Well, Ender's Game, the Hugo winning, freakin' amazing book, is finally going to be made into a movie. Harrison Ford is going to play Colonel Graff, and Ben Kingsley is going to be Mazer Rackham.

Scott Card has held firm when the folks in Hollywood kept wanting to up the ages and make it a teen movie. He also commented, at the end of the audiobook, that it's difficult to take a book where so much takes place inside the main character's head. It all came together when they realized they needed to have it be about Bean, too.

Since I love Bean--who got his own story in the Ender's Shadow series, that totally works for me. I recently finished Shadows in Flight. *sniff*

Ender's Game Book Description:
In order to develop a secure defense against a hostile alien race's next attack, government agencies breed child geniuses and train them as soldiers. A brilliant young boy, Andrew "Ender" Wiggin lives with his kind but distant parents, his sadistic brother Peter, and the person he loves more than anyone else, his sister Valentine. Peter and Valentine were candidates for the soldier-training program but didn't make the cut--young Ender is the Wiggin drafted to the orbiting Battle School for rigorous military training.

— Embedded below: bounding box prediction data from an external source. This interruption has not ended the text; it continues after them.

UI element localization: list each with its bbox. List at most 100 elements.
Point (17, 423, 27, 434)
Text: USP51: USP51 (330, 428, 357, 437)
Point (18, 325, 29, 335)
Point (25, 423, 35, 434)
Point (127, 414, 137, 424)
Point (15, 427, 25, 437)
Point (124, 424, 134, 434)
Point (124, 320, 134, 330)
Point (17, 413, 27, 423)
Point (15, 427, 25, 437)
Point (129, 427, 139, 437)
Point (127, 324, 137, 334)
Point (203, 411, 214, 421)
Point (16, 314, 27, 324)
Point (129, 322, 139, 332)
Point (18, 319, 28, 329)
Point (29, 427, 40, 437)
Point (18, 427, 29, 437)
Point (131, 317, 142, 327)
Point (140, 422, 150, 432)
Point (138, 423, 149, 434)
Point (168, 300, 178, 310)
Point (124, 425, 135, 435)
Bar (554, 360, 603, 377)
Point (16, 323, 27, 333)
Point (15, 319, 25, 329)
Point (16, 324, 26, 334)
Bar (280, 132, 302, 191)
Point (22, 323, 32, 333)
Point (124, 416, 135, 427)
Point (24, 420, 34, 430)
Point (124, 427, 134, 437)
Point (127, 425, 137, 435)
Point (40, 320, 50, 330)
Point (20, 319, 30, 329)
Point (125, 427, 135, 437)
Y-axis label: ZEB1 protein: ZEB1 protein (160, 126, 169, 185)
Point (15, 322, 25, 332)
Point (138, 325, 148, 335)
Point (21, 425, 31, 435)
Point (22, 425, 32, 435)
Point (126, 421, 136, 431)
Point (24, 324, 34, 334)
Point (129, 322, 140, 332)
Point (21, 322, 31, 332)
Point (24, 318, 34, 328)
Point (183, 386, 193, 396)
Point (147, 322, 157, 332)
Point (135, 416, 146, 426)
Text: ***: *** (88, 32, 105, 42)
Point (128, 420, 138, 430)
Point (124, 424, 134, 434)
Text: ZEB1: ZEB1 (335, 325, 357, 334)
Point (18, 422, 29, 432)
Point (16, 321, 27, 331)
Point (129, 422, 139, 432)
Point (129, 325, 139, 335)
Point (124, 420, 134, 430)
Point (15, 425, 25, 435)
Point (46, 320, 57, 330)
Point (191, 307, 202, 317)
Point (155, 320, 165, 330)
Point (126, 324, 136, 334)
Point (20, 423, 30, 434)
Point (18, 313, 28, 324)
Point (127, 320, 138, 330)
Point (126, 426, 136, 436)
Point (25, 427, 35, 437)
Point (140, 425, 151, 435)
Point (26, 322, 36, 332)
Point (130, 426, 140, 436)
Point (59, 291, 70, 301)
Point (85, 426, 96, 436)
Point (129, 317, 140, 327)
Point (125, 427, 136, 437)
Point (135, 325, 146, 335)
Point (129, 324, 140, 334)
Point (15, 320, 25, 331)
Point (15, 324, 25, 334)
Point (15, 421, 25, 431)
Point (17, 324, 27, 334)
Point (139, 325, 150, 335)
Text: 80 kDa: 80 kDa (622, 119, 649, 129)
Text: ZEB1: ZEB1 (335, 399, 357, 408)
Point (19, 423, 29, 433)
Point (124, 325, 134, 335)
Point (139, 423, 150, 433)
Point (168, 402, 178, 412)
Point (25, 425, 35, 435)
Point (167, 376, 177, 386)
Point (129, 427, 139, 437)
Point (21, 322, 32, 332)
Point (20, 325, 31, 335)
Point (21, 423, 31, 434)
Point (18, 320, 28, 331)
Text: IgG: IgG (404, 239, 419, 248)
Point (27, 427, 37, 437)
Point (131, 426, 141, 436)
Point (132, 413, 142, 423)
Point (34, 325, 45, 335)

Ender's skills make him a leader in school and respected in the Battle Room, where children play at mock battles in zero gravity. Yet growing up in an artificial community of young soldiers, Ender suffers greatly from isolation, rivalry from his peers, pressure from the adult teachers, and an unsettling fear of the alien invaders. His psychological battles include loneliness, fear that he is becoming like the cruel brother he remembers, and fanning the flames of devotion to his beloved sister.

Is Ender the general Earth needs? But Ender is not the only result of the genetic experiments. The war with the Buggers has been raging for a hundred years, and the quest for the perfect general has been underway for almost as long. Ender's two older siblings are every bit as unusual as he is, but in very different ways. Between the three of them lie the abilities to remake a world. If the world survives, that is.


Bear in mind that Ender is only 12 at the end of the book. What a world when a 12-year-old kid could be considered as a general. Kinda blows the mind, doesn't it?

Have you read Ender's Game? What did you think of it? If you haven't, why not?